In my dream for the future of Christian Fiction in Sierra Leone, I see the literature maintaining its stance of putting godly words into sequence that charm, chill, and illuminate. I see writers and publishers of Christian Fiction in the country spending more time and energy promoting deliverance, holiness, and sanctifications, rather than healings, and miracles.
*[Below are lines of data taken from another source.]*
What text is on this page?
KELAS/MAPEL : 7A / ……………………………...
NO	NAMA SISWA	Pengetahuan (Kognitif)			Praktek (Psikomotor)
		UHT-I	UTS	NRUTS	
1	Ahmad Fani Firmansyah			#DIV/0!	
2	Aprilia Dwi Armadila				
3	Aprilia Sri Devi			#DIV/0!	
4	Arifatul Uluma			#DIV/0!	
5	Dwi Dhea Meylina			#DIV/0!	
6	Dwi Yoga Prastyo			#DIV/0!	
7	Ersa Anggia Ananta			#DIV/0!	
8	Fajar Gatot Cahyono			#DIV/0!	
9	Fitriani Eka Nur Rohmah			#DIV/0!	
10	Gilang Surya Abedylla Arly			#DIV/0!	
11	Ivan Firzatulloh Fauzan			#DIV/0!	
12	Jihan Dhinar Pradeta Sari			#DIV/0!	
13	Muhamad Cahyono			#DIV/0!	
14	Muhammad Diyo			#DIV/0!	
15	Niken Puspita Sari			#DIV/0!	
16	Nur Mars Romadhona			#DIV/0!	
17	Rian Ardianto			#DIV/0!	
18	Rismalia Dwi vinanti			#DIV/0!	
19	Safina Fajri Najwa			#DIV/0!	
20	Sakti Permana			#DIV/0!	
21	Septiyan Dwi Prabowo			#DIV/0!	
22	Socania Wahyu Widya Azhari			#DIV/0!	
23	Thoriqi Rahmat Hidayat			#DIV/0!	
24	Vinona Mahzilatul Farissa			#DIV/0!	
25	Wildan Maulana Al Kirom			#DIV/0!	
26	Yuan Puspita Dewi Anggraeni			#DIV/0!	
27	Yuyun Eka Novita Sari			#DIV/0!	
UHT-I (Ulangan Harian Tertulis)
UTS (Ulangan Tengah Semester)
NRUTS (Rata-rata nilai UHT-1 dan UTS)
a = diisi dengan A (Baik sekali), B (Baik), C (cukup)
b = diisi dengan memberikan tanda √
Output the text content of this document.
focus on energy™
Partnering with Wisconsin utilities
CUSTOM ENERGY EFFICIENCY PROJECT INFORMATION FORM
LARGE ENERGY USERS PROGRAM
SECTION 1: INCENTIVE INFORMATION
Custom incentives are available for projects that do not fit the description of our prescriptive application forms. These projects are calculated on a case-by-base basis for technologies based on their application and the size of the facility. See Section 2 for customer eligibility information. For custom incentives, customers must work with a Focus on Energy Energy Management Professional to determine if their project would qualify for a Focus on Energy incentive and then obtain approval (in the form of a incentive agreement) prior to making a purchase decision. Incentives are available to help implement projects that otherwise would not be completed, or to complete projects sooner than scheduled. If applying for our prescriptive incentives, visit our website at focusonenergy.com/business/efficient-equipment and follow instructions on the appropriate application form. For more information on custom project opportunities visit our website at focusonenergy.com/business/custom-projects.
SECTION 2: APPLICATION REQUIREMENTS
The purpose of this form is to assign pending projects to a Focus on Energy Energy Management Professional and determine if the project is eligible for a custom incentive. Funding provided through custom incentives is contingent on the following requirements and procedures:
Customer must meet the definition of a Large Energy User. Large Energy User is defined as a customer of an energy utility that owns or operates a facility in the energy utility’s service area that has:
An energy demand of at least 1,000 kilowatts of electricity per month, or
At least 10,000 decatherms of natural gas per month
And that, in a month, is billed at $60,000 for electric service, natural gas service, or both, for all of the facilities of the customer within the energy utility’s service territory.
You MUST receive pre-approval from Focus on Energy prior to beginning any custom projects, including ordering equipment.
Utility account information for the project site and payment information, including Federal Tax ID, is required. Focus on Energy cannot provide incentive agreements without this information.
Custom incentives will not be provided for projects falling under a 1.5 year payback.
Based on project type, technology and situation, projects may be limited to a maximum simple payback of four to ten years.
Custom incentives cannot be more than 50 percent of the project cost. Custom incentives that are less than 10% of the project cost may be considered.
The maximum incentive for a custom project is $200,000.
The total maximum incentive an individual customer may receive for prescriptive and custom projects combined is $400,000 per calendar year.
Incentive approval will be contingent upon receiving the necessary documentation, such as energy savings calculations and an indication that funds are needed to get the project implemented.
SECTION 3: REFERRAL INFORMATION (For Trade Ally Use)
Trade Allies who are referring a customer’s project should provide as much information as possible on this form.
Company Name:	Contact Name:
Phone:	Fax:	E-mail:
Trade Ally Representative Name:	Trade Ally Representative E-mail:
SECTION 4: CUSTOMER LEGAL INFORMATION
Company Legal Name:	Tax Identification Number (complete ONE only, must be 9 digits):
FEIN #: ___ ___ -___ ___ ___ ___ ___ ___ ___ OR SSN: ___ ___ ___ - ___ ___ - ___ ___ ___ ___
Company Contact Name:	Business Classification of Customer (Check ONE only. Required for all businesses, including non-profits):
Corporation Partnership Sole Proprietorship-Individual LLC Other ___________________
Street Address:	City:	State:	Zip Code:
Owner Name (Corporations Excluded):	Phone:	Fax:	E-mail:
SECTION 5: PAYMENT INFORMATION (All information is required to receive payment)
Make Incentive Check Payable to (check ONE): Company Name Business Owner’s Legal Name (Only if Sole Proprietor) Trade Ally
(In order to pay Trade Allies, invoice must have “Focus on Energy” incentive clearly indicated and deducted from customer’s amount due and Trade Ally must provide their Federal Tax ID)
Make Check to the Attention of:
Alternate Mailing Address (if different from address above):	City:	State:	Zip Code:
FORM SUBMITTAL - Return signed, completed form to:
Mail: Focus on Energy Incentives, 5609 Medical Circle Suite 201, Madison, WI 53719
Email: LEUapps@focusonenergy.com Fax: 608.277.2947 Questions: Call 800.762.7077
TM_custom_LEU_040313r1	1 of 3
I dream of a literature that will intensify its fight against illiteracy, and show writers and publishers the way forward in solving their problems. I see the literature in blossom like flowers in springtime. Hence, for Christian Fiction to continue drawing from the replenishable aquifers of the psyche both writers and publishers will have to maintain a stubborn perseverance.

References:

1. Bryan, Deborah, ‘It’s Not Your Grandmother’s Christian Fiction Anymore’. Topeka and Shawnee County Public Library. Retrieved on July 12, 2013 from http://www.pptuu.com/show_195614_1.html

2.World Council of Churches – Sierra Leone. Retrieved on July 12, 2013 from http://www.oikoumene.org/en/member-churches/africa/sierra-leone

3. Evangelical Fellowship of Sierra Leone (2009) ‘The History of the Evangelical Fellowship of Sierra Leone’. Retrieved on July 12, 2013 from www.efsl.evang.org/about

Editor’s Note: Bakar Mansaray is currently attending a Writing That Matters Christian Creative Writing Workshop.